Quoting: Caniac555
‘No way subject to bias’ - this is textbook.
I use analytics to see the overall picture and look for trends, then I confirm what those trends tell me with my eyes. An example, I think Slavin and Pesce are the best defenseman on the Canes, but the Analytics say otherwise. Anyone who studies the Canes and their players will tell you those two are the ones we can’t lose.
My eyes tell me that Dougie loses battles near the net, plays the puck instead of the body when he should be using his big frame to clear space. He chases players behind the net instead of holding his defensive position. He floats in the defensive zone instead of holding position, and this forces him out of position leaving the net open. He pinches down the boards in terrible situations giving up odd man rushes the other way. He cheats defensive position and takes stick infraction because of it. He shies away from contact in the corners, this is especially glaring in the playoffs when this is crucial to disrupting the offense and a won board battle can help break the puck out of the zone.
It’s fair to disagree here…I’m not arguing he’s going to get a big contract. My point is the team who pays him this big of a contract is going to regret it sooner rather than later. I just don’t want it to be the Canes.

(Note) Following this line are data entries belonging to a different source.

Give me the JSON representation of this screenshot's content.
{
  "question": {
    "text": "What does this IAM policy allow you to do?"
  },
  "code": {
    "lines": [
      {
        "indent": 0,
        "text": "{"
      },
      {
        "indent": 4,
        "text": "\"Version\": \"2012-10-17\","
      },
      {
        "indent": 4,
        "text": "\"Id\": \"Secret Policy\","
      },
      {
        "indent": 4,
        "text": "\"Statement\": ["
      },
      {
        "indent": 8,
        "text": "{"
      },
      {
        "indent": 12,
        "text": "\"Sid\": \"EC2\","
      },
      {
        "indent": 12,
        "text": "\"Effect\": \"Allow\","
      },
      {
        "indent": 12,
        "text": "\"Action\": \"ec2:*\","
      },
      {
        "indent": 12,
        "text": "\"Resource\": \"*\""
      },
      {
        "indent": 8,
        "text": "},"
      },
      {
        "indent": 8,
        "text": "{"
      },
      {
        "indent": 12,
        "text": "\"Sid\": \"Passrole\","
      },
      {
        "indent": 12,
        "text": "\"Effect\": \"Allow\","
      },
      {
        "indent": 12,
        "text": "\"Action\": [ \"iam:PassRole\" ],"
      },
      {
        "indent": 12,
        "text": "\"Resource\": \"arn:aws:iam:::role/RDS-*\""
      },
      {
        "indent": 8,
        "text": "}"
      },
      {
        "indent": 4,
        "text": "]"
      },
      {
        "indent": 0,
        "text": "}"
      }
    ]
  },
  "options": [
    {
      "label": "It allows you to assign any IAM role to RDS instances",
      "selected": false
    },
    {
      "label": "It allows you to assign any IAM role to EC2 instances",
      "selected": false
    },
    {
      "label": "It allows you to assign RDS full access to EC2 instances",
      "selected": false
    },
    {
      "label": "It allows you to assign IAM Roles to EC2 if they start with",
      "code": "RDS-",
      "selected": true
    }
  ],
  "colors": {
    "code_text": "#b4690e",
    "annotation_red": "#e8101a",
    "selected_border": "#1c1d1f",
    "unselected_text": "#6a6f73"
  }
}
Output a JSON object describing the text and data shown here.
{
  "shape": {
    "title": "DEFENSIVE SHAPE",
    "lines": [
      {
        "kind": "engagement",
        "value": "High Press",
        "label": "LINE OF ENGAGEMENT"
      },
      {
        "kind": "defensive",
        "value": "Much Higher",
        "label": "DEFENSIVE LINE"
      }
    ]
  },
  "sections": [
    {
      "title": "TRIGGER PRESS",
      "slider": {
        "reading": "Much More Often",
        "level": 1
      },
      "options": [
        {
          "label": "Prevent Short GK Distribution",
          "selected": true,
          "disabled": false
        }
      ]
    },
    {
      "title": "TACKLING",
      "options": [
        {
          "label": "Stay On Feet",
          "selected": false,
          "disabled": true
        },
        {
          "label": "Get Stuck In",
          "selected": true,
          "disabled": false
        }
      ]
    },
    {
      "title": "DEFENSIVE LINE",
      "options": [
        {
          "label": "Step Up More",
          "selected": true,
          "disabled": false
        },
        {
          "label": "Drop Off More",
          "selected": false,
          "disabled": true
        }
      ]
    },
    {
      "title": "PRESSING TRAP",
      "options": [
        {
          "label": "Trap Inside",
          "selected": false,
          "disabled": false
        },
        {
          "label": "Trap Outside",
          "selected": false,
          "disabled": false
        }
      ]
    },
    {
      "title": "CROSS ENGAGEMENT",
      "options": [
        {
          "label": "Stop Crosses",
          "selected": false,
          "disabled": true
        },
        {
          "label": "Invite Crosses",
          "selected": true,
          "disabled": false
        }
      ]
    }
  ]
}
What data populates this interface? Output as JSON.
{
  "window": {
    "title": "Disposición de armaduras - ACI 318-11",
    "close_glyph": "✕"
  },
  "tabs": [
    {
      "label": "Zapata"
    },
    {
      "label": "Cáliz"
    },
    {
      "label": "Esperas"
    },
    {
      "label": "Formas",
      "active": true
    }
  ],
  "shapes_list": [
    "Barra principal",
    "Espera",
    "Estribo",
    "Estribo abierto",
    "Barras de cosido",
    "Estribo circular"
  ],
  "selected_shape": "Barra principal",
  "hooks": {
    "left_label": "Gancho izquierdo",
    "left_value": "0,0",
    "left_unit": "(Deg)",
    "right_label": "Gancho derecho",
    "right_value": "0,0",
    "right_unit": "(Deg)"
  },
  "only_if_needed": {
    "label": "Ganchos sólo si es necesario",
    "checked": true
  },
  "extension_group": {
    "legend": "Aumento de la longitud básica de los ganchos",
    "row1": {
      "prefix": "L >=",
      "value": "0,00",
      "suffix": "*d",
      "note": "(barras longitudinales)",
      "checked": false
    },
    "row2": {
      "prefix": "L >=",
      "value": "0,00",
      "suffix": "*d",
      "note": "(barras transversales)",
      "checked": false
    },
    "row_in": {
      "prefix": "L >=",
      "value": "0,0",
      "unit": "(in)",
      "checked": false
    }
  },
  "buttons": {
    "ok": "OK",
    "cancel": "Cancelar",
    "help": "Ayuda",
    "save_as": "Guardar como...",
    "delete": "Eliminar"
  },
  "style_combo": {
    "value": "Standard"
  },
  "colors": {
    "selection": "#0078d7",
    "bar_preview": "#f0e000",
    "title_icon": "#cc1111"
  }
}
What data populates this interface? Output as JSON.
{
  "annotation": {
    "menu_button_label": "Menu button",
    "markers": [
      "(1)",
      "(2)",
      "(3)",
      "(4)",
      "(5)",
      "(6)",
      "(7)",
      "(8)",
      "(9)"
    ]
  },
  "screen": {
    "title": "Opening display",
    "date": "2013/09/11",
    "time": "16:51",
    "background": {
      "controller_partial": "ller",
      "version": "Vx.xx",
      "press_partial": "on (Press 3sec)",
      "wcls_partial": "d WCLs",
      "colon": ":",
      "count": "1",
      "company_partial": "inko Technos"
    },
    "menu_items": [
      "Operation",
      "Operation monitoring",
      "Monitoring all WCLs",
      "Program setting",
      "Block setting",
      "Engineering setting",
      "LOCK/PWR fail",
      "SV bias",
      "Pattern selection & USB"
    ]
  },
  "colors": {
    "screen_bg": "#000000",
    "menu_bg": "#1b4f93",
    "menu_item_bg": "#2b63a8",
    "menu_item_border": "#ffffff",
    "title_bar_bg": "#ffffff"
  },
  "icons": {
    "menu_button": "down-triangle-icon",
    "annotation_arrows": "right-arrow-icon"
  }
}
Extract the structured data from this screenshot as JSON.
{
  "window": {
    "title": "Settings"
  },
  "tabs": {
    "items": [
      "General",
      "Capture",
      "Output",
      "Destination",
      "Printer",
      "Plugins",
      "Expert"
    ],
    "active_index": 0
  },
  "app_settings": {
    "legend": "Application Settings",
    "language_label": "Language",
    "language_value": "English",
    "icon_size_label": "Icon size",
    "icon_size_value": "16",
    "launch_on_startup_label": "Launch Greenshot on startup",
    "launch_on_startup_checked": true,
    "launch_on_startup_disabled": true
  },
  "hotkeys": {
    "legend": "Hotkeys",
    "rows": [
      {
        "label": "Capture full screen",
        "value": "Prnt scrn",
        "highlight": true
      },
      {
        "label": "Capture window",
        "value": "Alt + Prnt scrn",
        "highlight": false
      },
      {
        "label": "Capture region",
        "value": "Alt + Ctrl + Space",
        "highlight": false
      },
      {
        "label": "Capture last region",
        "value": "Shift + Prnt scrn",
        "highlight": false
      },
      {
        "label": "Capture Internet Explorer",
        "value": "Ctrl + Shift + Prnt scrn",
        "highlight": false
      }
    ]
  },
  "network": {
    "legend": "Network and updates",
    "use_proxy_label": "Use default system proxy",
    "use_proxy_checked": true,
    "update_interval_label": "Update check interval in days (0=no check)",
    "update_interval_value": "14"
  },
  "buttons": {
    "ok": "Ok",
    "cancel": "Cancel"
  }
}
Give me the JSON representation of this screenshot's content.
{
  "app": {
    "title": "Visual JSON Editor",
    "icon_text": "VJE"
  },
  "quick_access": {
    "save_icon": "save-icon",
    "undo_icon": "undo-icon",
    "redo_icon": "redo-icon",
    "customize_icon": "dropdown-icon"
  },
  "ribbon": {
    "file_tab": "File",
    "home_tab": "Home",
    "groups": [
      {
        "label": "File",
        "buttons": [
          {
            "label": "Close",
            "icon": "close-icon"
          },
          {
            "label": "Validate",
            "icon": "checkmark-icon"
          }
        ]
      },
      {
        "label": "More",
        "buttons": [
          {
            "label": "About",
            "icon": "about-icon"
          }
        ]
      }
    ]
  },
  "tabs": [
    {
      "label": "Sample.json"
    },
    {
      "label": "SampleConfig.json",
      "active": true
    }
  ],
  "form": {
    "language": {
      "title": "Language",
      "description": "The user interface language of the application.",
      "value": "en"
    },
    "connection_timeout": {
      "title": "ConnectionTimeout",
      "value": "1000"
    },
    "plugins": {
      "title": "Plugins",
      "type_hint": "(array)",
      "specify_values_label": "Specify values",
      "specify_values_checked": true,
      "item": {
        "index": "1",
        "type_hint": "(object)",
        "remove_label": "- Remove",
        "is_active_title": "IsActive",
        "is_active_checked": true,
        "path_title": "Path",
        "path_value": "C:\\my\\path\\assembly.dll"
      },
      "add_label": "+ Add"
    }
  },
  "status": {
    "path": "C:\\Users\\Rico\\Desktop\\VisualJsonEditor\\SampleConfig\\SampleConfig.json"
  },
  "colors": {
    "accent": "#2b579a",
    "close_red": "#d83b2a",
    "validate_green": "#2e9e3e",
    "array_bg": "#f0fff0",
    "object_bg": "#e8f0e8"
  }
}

But what you're still missing here is that whatever he's doing is still mapping on to winning games. Regardless of what you think Dougie *should* be doing, what he *is* doing leads to more shots for him and fewer for his opponents. You've decided Hamitlon is poor defensively, and that's what you'll see now. Matt Grzlcyk made a big mistake in a big spot in the playoffs, so I assume people favoring classical hockey analysis will view him more harshly defensively over the next months or years of play. But what we then miss out on is Grzlcyk getting the puck out of his own zone more times than say Brendan Carlo, and ultimately defending better than him, by making sure the puck isn't continuously in his own zone.
Slavin is a good defensive defenseman. But the percentage he reduces incoming offense by is not that much larger than the percentage which he reduces his own teams offense by. I have to think you're overvaluing a slight improvement in defensive effect, or possibly that Slavin is a lot better in his own zone, but that Hamilton and even Pesce make sure to stay in the offensive zone a majority of the time. And before you say anything, this is of course isolated or *expected* numbers.
Pesce is a good two-way defenseman, and basically a lesser version of Dougie, because he manages to turn defense into offense, just not to the degree that Dougie does. And that's excluding the actual shot, which favors Dougie well over both Slavin and Pesce.
What bias am I subject to when looking at winning-corrolatory numbers?
And how does this even come close to the multitude of biases your eyes expose you to every minute of every game you watch?